The unprecedented growth in the science and tech industry, paired with increased adoption of U.S.-based manufacturing and e-commerce distribution models are converging to reshape industrial real estate development. This acceleration of demand has created fierce competition for a new type of industrial workforce, making employee attraction and retention a top strategic priority. With shifts in the nature of work, the workforce, and the workplace, employees now expect employers to consider and support their well-being in the workplace and beyond. And while technological advances are the key drivers and differentiators for many organizations, human-centered interaction remains the heart and soul of an organization. As a result, occupant health and wellness are becoming increasingly important for industrial developers and organizations to consider.
Pivoting to a wellness-based approach to industrial development, however, requires research-backed design interventions in the built environment and workplace policies. To do so, the NAIOP Research Foundation commissioned KSS and building consultants BranchPattern to develop a report offering design recommendations that improve occupant well-being in the industrial workplace.
We conducted secondary research, observed conditions in existing distribution centers, and interviewed occupants to collect information on key wellness concerns. We drew from these findings to design a prototype distribution center with elements and features that contribute to a healthier and safer work environment, and whose recommendations can be applied across industrial typologies.
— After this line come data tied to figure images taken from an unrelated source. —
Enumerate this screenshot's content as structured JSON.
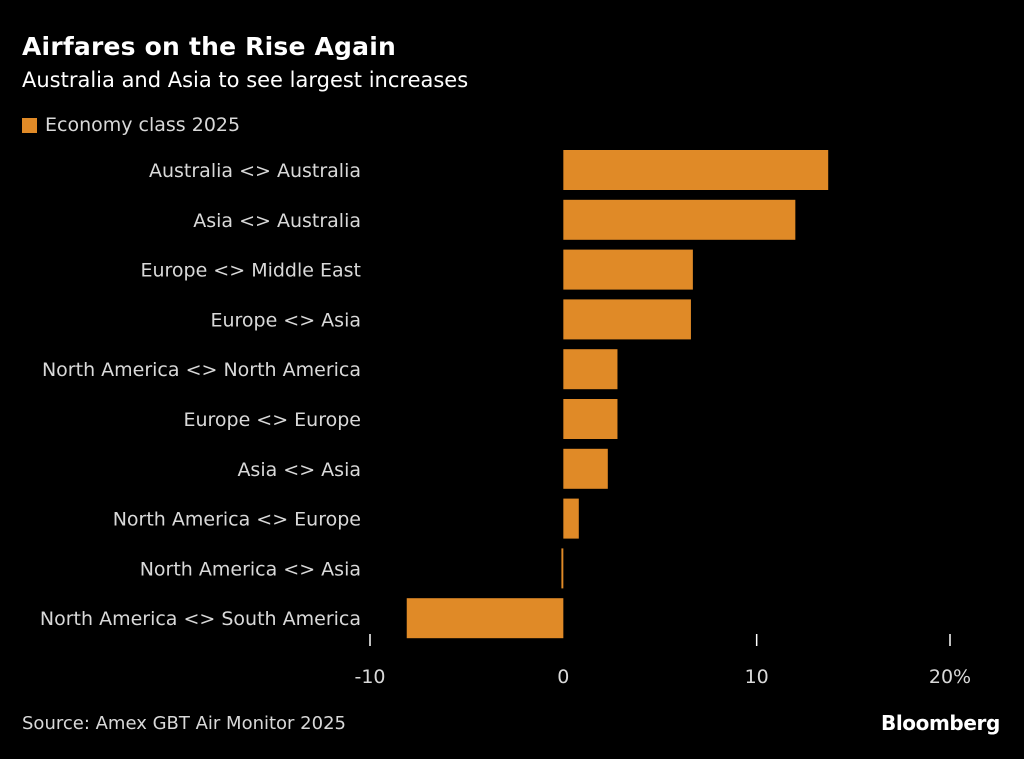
{
  "header": {
    "title": "Airfares on the Rise Again",
    "subtitle": "Australia and Asia to see largest increases"
  },
  "legend": {
    "label": "Economy class 2025"
  },
  "footer": {
    "source": "Source: Amex GBT Air Monitor 2025",
    "brand": "Bloomberg"
  },
  "colors": {
    "background": "#000000",
    "bar": "#e08a27",
    "text": "#d9d9d9",
    "tick": "#ffffff"
  },
  "chart_data": {
    "type": "bar",
    "orientation": "horizontal",
    "title": "Airfares on the Rise Again",
    "subtitle": "Australia and Asia to see largest increases",
    "categories": [
      "Australia <> Australia",
      "Asia <> Australia",
      "Europe <> Middle East",
      "Europe <> Asia",
      "North America <> North America",
      "Europe <> Europe",
      "Asia <> Asia",
      "North America <> Europe",
      "North America <> Asia",
      "North America <> South America"
    ],
    "series": [
      {
        "name": "Economy class 2025",
        "values": [
          13.7,
          12.0,
          6.7,
          6.6,
          2.8,
          2.8,
          2.3,
          0.8,
          -0.1,
          -8.1
        ]
      }
    ],
    "xlim": [
      -10,
      20
    ],
    "xticks": [
      -10,
      0,
      10,
      20
    ],
    "xtick_labels": [
      "-10",
      "0",
      "10",
      "20%"
    ],
    "xlabel": "",
    "ylabel": "",
    "legend_position": "top-left",
    "grid": false
  }
}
Employers in the U.S. spend $575 billion per year on costs associated with poor employee health, such as loss of productivity due to absences and chronic health conditions, and injuries that result in worker’s compensation claims; similarly, employee turnover in an increasingly specialized workforce is riskier and more expensive than ever. Workplace policies of course play an important role in reducing accidents and injuries in the industrial workplace and maintaining strong employee rentention, but our research shows that effective, human-centric design can also improve safety and worker well-being. It is imperative we understand how to design for the industrial workforce in a way that can increase employee safety, satisfaction, and retention, impact productivity, and meet environmental, social, and governance (ESG) goals. Several environmental conditions can be addressed through design solutions including noise, isolation, identity, dignity, and community.
Using the framework of WELL and FitWel, two highly regarded healthy building certifications , we can establish the impactful categories and wellness objectives for consideration to promote safety, enhance perceived comfort, reduce body strain, encourage proper nutrition and hydration, enhance air quality, support mental and emotional health, instill a sense of belonging, and improve access to transportation and vital services. These wellness objectives serve as the basis of design and guide alterations to existing buildings as well as new development.